The firm wanted a new home from which to maintain jetliners. Airport manager Wood was instrumental in landing the facility, according to a report in aviation magazine Canadian Skies published last August.

“Geographically, the airport is well situated because it’s close to Toronto,” Wayne Millard told the magazine. “Also, we chose to come here because it’s nice to deal with an airport authority that understands aviation operations. Chris Wood looks at things through the eyes of an operator as well as those of an airport manager.”

Wood isn’t talking today nor is regional government, citing the ongoing homicide investigation.

According to Canadian Skies, Millardair planned to maintain Boeing 737s and progress to Airbus A320s and Boeing 757s. It was to be the ambitious start of bigger things to come for that corner of the airport. Wood hoped to further expand airport activity by seeking a fleet of corporate aircraft to set up nearby.

The Millardair hangar was declared fit for occupancy in February 2012, built by Aveiro Constructors of Dorchester. It’s not clear if any jetliner work was ever done there.

Transport Canada did not approve maintenance work until months later on Nov. 1, 2012. The federal certificate allowed the firm to perform maintenance on aircraft components such as engines.

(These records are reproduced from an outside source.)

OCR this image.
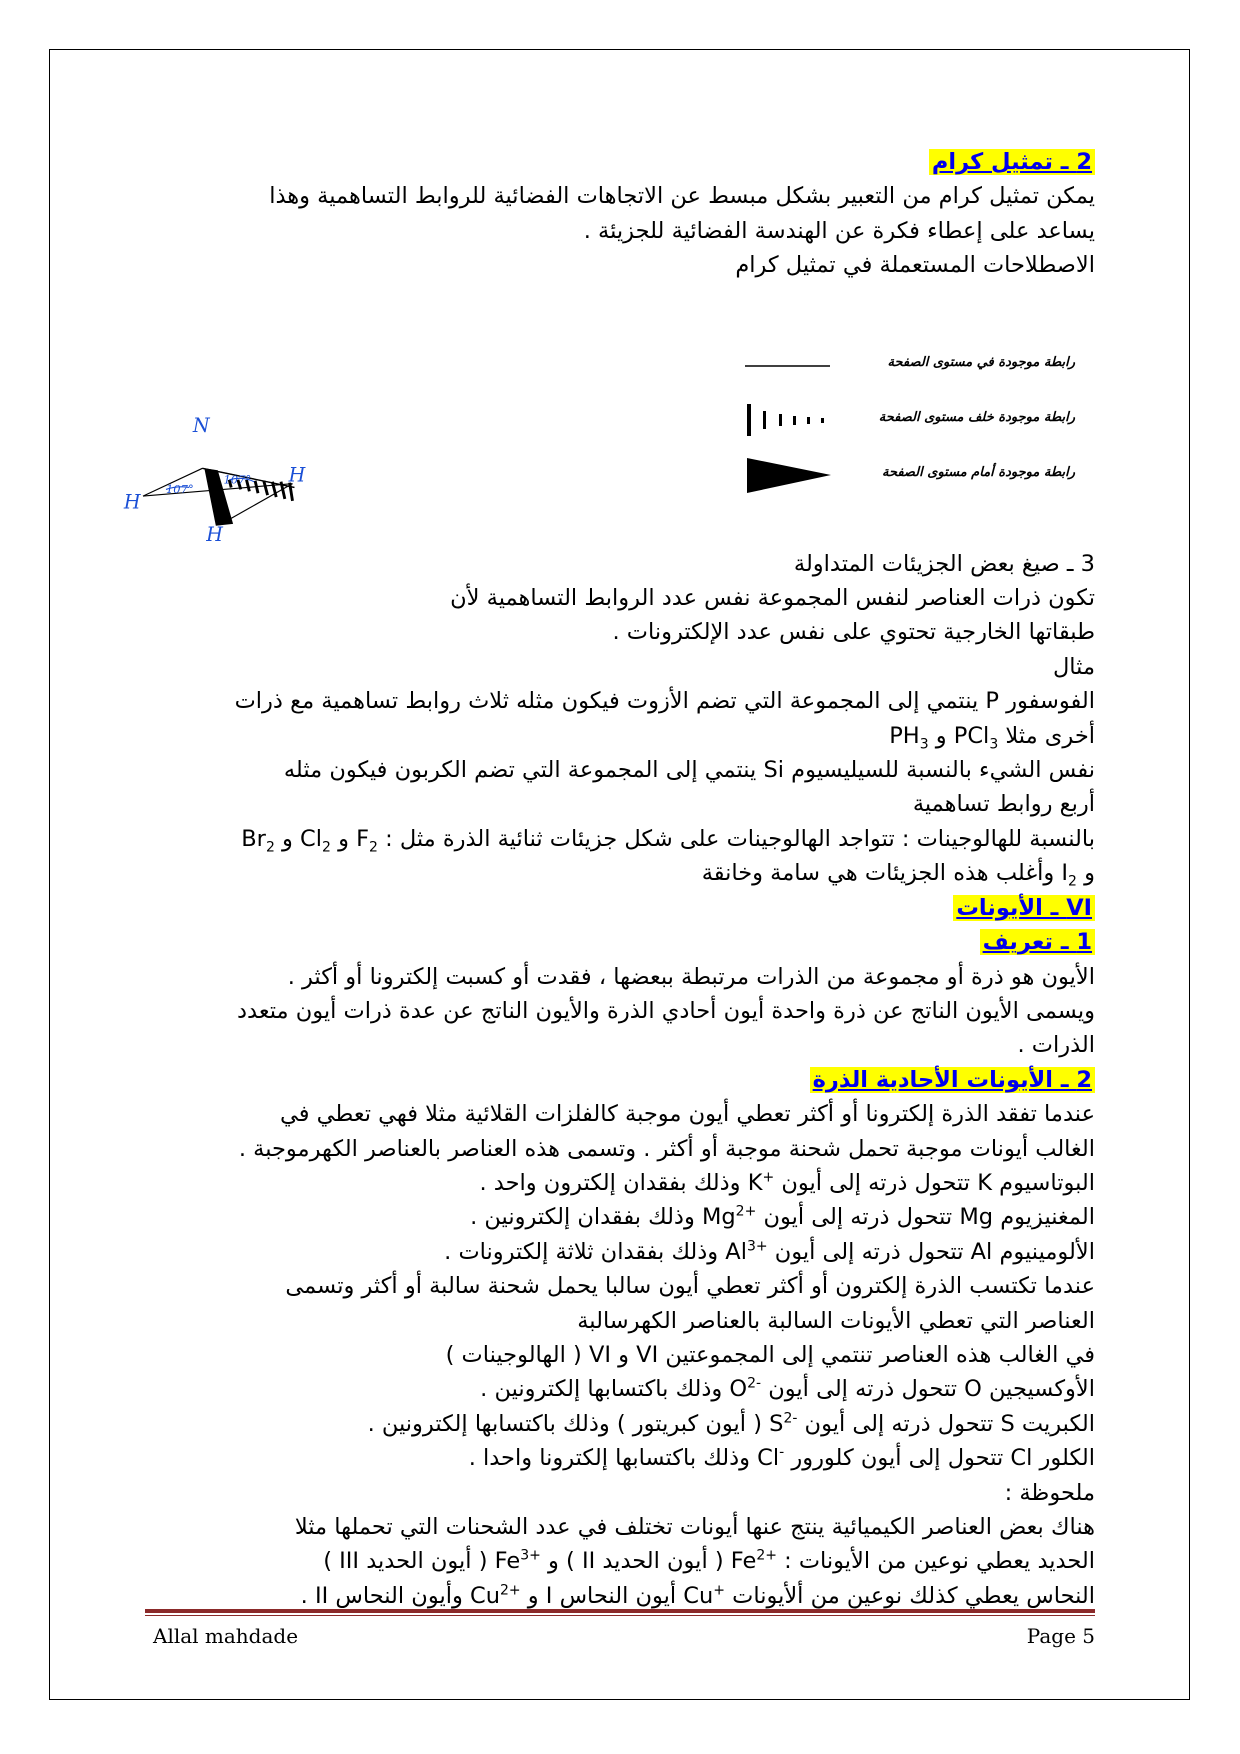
2 ـ تمثيل كرام

يمكن تمثيل كرام من التعبير بشكل مبسط عن الاتجاهات الفضائية للروابط التساهمية وهذا

يساعد على إعطاء فكرة عن الهندسة الفضائية للجزيئة .

الاصطلاحات المستعملة في تمثيل كرام

3 ـ صيغ بعض الجزيئات المتداولة

تكون ذرات العناصر لنفس المجموعة نفس عدد الروابط التساهمية لأن

طبقاتها الخارجية تحتوي على نفس عدد الإلكترونات .

مثال

الفوسفور P ينتمي إلى المجموعة التي تضم الأزوت فيكون مثله ثلاث روابط تساهمية مع ذرات

أخرى مثلا PCl$_3$ و $PH_3$

نفس الشيء بالنسبة للسيليسيوم Si ينتمي إلى المجموعة التي تضم الكربون فيكون مثله

أربع روابط تساهمية

بالنسبة للهالوجينات : تتواجد الهالوجينات على شكل جزيئات ثنائية الذرة مثل : $F_2$ و $Cl_2$ و $Br_2$

و $I_2$ وأغلب هذه الجزيئات هي سامة وخانقة

VI ـ الأيونات

1 ـ تعريف

الأيون هو ذرة أو مجموعة من الذرات مرتبطة ببعضها ، فقدت أو كسبت إلكترونا أو أكثر .

ويسمى الأيون الناتج عن ذرة واحدة أيون أحادي الذرة والأيون الناتج عن عدة ذرات أيون متعدد

الذرات .

2 ـ الأيونات الأحادية الذرة

عندما تفقد الذرة إلكترونا أو أكثر تعطي أيون موجبة كالفلزات القلائية مثلا فهي تعطي في

الغالب أيونات موجبة تحمل شحنة موجبة أو أكثر . وتسمى هذه العناصر بالعناصر الكهرموجبة .

البوتاسيوم K تتحول ذرته إلى أيون K+ وذلك بفقدان إلكترون واحد .

المغنيزيوم Mg تتحول ذرته إلى أيون $Mg^{2+}$ وذلك بفقدان إلكترونين .

الألومينيوم Al تتحول ذرته إلى أيون $Al^{3+}$ وذلك بفقدان ثلاثة إلكترونات .

عندما تكتسب الذرة إلكترون أو أكثر تعطي أيون سالبا يحمل شحنة سالبة أو أكثر وتسمى

العناصر التي تعطي الأيونات السالبة بالعناصر الكهرسالبة

في الغالب هذه العناصر تنتمي إلى المجموعتين VI و VI ( الهالوجينات )

الأوكسيجين O تتحول ذرته إلى أيون $O^{2-}$ وذلك باكتسابها إلكترونين .

الكبريت S تتحول ذرته إلى أيون $S^{2-}$ ( أيون كبريتور ) وذلك باكتسابها إلكترونين .

الكلور Cl تتحول إلى أيون كلورور Cl- وذلك باكتسابها إلكترونا واحدا .

ملحوظة :

هناك بعض العناصر الكيميائية ينتج عنها أيونات تختلف في عدد الشحنات التي تحملها مثلا

الحديد يعطي نوعين من الأيونات : $Fe^{2+}$ ( أيون الحديد II ) و $Fe^{3+}$ ( أيون الحديد III )

النحاس يعطي كذلك نوعين من ألأيونات Cu+ أيون النحاس I و $Cu^{2+}$ وأيون النحاس II .

رابطة موجودة في مستوى الصفحة
رابطة موجودة خلف مستوى الصفحة
رابطة موجودة أمام مستوى الصفحة
N
H
H
H
107°
107°
Allal mahdade	Page 5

Wayne Millard died in late 2012, leaving Dellen to take over the aviation business. The company soon asked Transport Canada to cancel its maintenance certificate, effective last Feb. 15. “The company requested that their certificate be cancelled following their decision to cease operations,” spokesperson Tina Morris said.

Tim Bosma disappeared May 6 while taking two men for a test drive in a truck he was trying to sell online. Police announced Tuesday that his burned body had been found. Two or more suspects are believed to be at large.

“It just strikes me as such a sad situation on all sides,” said Nicholson. He’s the brother of Dave Nicholson, a Waterloo Regional Police officer who drowned in 1998 trying to save a boy who drowned at the Parkhill dam in Cambridge.

Nicholson had no contact with the Millard family after selling the farm, but watched their massive hangar under construction. “I remember being out at the airport and seeing it going up and thinking ‘Wow, that’s quite a hangar.’ ”

He contacted police Monday when he realized his connection to the accused. “Obviously, something went very wrong somewhere,” he said.